(Bloomberg) – Almost two-thirds of blue-chip UK companies will discount the market over the next three weeks as the earnings season comes to a head. As Square Mile professionals dig into the details of the second quarter, the reports are also likely to shed light on broader topics affecting the entire country, from the energy crisis to the cost of living crisis, to rising interest rates and the threat of an economic crisis. .
Here are five things to watch out for.
Airlines and travel chaos
For some airlines, the travel chaos of the summer may also be a boon, as travel rebounds after two years of lackluster results. Weak supply amid staff shortages – as well as an increase in demand with the end of Covid restrictions – has sent ticket prices skyrocketing.
Ryanair Holdings Plc, which reports results on Monday, is among those that avoided mass cancellations. The Irish budget carrier has exceeded estimates in six of its last 10 years. EasyJet Plc is due to report a day later, with International Consolidated Airlines Group, owner of British Airways, and Air France-KLM disclosing their performance at the end of the week.
But there could be turbulence. Travel industry data platform OAG recently estimated that capping passenger numbers at London Heathrow could result in up to $550 million in lost revenue.
Energy companies and the crisis
Soaring oil and gas prices following Russia’s invasion of Ukraine gave energy majors a historic boost. Shell Plc is expected to post its biggest profit since 2008 on July 28, and BP Plc is also expected to reveal windfall earnings on August 2.
Centrica Plc, the owner of British Gas, reports the same day as BP. Profits there may spark political grumbling, but with a windfall tax already imposed by the UK government, ministers’ options are limited.
London-listed miner Glencore Plc is expected to report an increase in coal sales on July 29 as the global energy crisis boosts demand for the highly polluting fuel.
Retail and Inflation
The most intense cost of living crisis in decades has forced Britons to tighten their purse strings. The clearest sign of the effect on retailers will come from Next Plc, when it reports results on August 4. According to Deutsche Bank analyst Adam Cochrane, the sector faces precarious times: on the edge of a cliff.
Meanwhile, Mars Inc. and Kraft Heinz Co. have clashed with supermarkets over price hikes as grocers also seek to undermine suppliers with their cheaper own-brand products. Consumer goods rivals Unilever Plc and Reckitt Benckiser Group Plc updated the last week of July.
Tineke Frikkee, head of UK equity research at Waverton Investment, is looking for any indication that buyers have started to “lower” low-priced foods.
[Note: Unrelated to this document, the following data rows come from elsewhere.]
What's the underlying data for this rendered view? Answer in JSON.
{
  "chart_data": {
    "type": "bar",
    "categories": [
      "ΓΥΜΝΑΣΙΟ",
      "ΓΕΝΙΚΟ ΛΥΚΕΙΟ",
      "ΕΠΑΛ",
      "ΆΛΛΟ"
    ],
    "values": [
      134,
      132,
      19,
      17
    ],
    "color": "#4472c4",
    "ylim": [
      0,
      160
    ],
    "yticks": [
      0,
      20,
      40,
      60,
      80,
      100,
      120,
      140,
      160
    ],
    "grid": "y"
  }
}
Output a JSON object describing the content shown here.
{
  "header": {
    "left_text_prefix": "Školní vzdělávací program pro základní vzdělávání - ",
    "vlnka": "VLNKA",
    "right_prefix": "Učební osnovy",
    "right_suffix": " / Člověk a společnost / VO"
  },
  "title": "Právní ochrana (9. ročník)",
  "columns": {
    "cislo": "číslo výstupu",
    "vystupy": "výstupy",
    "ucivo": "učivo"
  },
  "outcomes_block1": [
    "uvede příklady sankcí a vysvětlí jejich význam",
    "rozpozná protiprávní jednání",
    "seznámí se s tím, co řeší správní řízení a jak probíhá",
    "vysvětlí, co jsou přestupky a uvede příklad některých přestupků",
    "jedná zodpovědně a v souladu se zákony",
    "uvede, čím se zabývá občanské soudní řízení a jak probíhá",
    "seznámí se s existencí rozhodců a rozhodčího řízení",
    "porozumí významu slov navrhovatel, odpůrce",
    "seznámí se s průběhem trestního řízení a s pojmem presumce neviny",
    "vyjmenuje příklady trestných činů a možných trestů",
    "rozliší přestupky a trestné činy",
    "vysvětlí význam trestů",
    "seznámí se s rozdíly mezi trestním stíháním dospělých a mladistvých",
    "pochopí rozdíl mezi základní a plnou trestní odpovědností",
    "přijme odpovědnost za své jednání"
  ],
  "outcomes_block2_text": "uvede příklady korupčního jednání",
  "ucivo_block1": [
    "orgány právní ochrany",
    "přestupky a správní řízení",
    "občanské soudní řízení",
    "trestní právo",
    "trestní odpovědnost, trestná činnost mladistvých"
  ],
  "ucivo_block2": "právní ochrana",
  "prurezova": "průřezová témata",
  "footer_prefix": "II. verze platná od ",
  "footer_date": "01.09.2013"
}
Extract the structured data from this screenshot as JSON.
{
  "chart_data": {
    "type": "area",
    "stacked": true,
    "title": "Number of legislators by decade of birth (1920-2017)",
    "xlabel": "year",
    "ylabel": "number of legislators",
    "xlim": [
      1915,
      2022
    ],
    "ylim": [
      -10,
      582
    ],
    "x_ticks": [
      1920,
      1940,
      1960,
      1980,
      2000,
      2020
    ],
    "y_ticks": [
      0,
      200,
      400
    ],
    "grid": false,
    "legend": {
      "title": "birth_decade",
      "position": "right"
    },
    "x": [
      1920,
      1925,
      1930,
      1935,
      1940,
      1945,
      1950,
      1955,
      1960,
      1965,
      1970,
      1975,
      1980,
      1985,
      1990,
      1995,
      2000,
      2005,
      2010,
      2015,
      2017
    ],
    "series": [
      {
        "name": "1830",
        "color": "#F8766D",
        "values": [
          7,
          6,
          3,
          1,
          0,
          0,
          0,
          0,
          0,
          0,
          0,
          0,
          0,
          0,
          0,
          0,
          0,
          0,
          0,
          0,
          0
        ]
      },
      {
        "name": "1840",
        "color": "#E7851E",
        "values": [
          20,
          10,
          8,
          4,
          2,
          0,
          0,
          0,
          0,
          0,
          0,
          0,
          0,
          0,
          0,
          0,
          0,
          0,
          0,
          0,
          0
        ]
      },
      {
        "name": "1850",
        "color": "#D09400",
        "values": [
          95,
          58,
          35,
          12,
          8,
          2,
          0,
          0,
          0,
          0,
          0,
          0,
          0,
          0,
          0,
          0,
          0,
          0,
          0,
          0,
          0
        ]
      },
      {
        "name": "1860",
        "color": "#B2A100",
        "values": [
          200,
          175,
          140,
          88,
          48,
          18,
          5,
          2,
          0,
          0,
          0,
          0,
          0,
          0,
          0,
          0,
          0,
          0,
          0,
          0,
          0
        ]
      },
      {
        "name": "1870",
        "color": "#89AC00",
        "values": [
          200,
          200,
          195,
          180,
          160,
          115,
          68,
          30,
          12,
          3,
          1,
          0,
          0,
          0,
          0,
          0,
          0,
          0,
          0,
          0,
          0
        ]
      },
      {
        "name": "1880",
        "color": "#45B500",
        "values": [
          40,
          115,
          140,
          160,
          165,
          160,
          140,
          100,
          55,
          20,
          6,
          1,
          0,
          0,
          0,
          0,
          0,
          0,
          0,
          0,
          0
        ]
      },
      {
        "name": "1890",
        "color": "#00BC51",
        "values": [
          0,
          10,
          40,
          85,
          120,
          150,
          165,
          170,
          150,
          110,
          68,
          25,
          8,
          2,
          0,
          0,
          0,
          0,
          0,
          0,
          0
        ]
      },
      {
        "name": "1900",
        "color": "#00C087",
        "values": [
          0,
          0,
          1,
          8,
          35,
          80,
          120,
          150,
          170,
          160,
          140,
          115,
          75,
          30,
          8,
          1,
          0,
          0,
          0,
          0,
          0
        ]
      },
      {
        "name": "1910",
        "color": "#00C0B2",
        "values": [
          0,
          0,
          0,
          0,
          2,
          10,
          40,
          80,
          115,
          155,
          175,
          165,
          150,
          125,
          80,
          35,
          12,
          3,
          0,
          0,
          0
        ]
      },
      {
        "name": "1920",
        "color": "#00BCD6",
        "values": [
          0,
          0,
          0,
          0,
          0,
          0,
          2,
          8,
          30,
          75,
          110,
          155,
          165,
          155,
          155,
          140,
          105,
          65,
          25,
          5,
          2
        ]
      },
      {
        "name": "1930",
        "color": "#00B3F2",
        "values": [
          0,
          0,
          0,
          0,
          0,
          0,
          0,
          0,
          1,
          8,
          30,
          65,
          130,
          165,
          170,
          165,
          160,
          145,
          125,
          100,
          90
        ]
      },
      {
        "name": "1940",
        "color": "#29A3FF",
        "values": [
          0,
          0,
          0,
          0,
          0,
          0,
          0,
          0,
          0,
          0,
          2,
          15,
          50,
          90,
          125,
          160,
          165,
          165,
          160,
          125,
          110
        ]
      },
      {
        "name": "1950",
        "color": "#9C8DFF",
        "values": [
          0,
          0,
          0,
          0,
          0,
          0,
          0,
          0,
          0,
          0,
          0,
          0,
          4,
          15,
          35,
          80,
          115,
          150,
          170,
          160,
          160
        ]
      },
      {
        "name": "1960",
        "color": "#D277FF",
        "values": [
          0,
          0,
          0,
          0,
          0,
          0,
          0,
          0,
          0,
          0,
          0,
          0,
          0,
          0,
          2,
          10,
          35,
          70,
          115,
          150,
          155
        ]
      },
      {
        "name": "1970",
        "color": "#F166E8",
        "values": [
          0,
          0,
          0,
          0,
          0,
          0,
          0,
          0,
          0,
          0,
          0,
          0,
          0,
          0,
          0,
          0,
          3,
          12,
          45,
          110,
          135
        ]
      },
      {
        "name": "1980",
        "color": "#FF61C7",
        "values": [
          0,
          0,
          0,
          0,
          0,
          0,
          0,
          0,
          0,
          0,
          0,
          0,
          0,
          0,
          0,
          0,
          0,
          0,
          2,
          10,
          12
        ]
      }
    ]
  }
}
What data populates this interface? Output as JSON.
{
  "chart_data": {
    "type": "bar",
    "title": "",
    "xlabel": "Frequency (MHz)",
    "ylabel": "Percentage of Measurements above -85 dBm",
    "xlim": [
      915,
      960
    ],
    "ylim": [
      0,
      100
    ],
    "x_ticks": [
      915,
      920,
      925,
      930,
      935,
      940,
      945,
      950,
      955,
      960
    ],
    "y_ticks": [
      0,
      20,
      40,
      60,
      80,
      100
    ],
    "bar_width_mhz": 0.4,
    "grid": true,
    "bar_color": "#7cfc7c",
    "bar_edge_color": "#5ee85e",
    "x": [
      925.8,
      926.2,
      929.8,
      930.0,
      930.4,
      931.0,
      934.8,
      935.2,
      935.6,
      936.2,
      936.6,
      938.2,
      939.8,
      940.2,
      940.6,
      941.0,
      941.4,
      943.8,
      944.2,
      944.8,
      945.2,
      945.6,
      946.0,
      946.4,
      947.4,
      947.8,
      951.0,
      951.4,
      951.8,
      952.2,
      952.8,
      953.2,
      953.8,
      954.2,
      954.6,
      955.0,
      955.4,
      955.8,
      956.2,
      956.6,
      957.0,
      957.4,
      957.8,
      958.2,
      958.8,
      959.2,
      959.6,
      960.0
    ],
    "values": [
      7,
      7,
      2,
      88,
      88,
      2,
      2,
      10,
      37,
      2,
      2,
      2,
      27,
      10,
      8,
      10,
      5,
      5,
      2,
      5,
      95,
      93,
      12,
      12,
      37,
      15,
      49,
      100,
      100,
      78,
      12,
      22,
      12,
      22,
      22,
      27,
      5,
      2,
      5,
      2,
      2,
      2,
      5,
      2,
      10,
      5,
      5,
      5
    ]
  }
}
Kantar data shows that sales of branded products fell 2.4% in the 12 weeks to July 10, while own brand sales increased 4.1%.
FTSE’s new £30billion consumer goods giant Haleon Plc will publish its first update on July 27 after being spun off from pharmaceuticals giant GSK Plc. BT Group Plc and Vodafone Group Plc will report on July 28 and July 25, respectively, on whether the hardest-working families are trying to cut their telecom bills.
Banks, insurers and interest rates
Rising interest rates could be good news for banks. Lloyds Banking Group Plc launches banking reporting on July 27, with NatWest Group Plc releasing its half-year results two days later (July 29).
But with the Bank of England eyeing a 50 basis point hike in August, consumer-facing lenders are vulnerable to the economic downturn. Mortgage spreads for UK banks have narrowed and consumer credit markets could also slow along with the economy, Shore Capital analyst Gary Greenwood said in a note.
Banks with relatively large trading operations, such as Barclays Plc, hope to have enjoyed a revenue boom similar to that of financial giants on Wall Street, which have benefited from market volatility. Barclays reports July 28.
Insurers themselves face inflationary pressures through claims. Direct Line Insurance Group Plc and Admiral Group Plc both signaled that profits will decline when they report on August 2 and August 10, respectively.
“Supply chain issues and broader economic inflation are likely to make it difficult to reduce near-term claims inflation levels,” JP Morgan analyst Kamran Hossain wrote in a note. The costs are already being passed on, according to the Federation of Small Businesses, which said 60% of small businesses have seen their insurance premiums rise.
Cars and supply chains
The global supply chain crisis, triggered by the Covid shutdowns and exacerbated by the war in Ukraine, has weighed heavily on the automotive sector. Amid continued shortages of semiconductors, automakers will be closely watched for signs of opening up supply chains. Mercedes-Benz Group AG and Ford Motor Co report July 27, while Stellantis NV and Volkswagen AG update the markets a day later. Although not listed in the UK, their reports could provide crucial updates on supply and demand issues in the face of the cost of living crisis.